They claim that the usual wisdom about the Hagedorn phase transition is incorrect. The usual wisdom is that the exponential growth of the density of states implies that at temperatures higher than the Hagedorn temperature, the second quantized spacetime partition sum diverges because the Boltzmann factor is not sufficient to suppress the exponential growth of the number of states. Alternatively, the Hagedorn transition can be seen as the appearance of a tachyon in the channel related by modular transformations.
Dienes and Lennek argue that this widely believed argument is wrong.
- In the UV picture, the divergence is wrong in string theory, they say, because it effectively leads to you to treat string theory as field theory with many fields, which means that the one-loop integrals over "tau" are made over "Im(tau)" being positive and "Re(tau)" smaller than one-half.

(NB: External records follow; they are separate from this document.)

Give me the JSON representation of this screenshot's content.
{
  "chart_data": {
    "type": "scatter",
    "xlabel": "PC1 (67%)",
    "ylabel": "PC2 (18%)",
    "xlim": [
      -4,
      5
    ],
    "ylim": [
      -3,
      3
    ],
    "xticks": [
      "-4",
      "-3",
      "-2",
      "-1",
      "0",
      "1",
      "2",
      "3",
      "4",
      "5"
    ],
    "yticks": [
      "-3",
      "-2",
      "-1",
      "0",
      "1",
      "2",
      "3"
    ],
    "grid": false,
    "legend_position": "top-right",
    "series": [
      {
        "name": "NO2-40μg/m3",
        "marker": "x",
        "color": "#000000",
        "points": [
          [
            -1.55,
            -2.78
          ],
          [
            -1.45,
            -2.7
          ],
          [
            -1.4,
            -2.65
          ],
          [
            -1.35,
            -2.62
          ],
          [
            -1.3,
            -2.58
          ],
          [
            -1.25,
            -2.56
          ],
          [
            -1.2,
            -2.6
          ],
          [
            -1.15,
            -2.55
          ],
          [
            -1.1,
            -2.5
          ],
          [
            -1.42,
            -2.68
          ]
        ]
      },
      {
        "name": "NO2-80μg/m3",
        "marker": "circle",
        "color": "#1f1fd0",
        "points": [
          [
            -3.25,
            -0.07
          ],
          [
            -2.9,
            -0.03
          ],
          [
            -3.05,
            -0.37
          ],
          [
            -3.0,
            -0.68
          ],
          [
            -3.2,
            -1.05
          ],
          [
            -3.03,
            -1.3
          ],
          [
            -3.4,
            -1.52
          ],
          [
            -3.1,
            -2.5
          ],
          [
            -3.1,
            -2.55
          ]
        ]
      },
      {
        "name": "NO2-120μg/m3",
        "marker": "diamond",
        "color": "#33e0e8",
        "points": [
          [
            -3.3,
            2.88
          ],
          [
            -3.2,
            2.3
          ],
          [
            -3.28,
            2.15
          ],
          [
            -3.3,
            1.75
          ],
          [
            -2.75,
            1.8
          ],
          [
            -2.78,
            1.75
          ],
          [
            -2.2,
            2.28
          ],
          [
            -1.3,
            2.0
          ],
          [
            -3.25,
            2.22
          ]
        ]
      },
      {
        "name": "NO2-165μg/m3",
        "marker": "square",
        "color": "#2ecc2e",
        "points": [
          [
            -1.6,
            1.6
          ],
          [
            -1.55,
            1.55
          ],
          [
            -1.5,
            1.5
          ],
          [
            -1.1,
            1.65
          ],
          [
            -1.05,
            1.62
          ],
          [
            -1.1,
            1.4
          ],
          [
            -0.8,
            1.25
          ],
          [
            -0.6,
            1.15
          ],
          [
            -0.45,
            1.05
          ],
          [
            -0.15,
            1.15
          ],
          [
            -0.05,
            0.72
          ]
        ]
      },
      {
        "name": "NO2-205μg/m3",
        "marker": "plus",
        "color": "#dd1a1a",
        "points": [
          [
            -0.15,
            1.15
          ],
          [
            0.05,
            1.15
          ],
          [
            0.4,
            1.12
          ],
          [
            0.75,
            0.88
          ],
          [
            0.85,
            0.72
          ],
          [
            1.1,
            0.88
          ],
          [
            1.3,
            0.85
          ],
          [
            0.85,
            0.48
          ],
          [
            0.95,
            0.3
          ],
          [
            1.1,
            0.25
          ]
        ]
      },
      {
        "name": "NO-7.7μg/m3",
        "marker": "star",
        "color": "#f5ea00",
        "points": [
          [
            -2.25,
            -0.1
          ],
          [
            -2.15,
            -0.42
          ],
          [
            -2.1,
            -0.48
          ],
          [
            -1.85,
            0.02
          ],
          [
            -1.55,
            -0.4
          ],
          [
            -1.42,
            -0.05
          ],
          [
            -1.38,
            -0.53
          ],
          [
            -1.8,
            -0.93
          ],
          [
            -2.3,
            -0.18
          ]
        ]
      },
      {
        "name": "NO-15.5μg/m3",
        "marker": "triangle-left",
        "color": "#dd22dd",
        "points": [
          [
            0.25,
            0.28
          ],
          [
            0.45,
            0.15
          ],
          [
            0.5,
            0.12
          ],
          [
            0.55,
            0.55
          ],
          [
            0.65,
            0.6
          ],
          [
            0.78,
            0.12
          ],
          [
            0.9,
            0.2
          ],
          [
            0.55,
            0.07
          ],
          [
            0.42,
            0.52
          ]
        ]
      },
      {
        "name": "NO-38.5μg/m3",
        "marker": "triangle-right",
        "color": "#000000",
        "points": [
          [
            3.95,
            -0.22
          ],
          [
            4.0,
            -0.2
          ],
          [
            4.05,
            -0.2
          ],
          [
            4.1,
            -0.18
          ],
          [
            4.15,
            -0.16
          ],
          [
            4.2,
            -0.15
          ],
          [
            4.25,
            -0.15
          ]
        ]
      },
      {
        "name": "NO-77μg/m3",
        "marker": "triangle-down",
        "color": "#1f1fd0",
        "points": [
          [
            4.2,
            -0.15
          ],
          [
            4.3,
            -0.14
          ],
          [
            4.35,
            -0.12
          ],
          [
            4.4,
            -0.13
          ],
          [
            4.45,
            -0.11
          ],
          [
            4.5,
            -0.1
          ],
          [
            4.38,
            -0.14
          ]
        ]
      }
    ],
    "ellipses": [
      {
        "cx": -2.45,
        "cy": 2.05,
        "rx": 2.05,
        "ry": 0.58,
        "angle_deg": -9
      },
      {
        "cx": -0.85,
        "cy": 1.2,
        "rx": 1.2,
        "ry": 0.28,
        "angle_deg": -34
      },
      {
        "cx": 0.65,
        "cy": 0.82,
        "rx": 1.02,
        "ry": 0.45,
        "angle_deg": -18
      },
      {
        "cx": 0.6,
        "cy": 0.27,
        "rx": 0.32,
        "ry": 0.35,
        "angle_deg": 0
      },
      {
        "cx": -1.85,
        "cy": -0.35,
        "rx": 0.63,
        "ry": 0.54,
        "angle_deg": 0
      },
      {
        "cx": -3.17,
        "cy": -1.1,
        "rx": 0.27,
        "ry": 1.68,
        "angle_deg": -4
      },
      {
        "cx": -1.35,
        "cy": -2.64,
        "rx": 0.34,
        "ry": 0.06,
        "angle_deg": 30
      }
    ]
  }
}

The correct stringy integral involves the fundamental domain of the modular group "SL(2,Z)", and if this domain is used, the divergence at the (old) Hagedorn point disappears, they claim.
- In the IR picture based on the existence of tachyon, they note that the tachyon is actually projected out by the GSO projections, and consequently, it has no physical consequences. The usual Hagedorn phase transition is therefore absent in heterotic string theories and other tachyon-free superstring theories. They affirm that the Hagedorn behavior in type 0 theories, for example, still holds.
The authors also say that one of the conventional Hagedorn transitions does occur but it is a 10th order phase transition where "10" is indeed the spacetime dimension "D" (and it would be replaced by "D-1" if the dimension were odd).
I am curious what others think about this paper.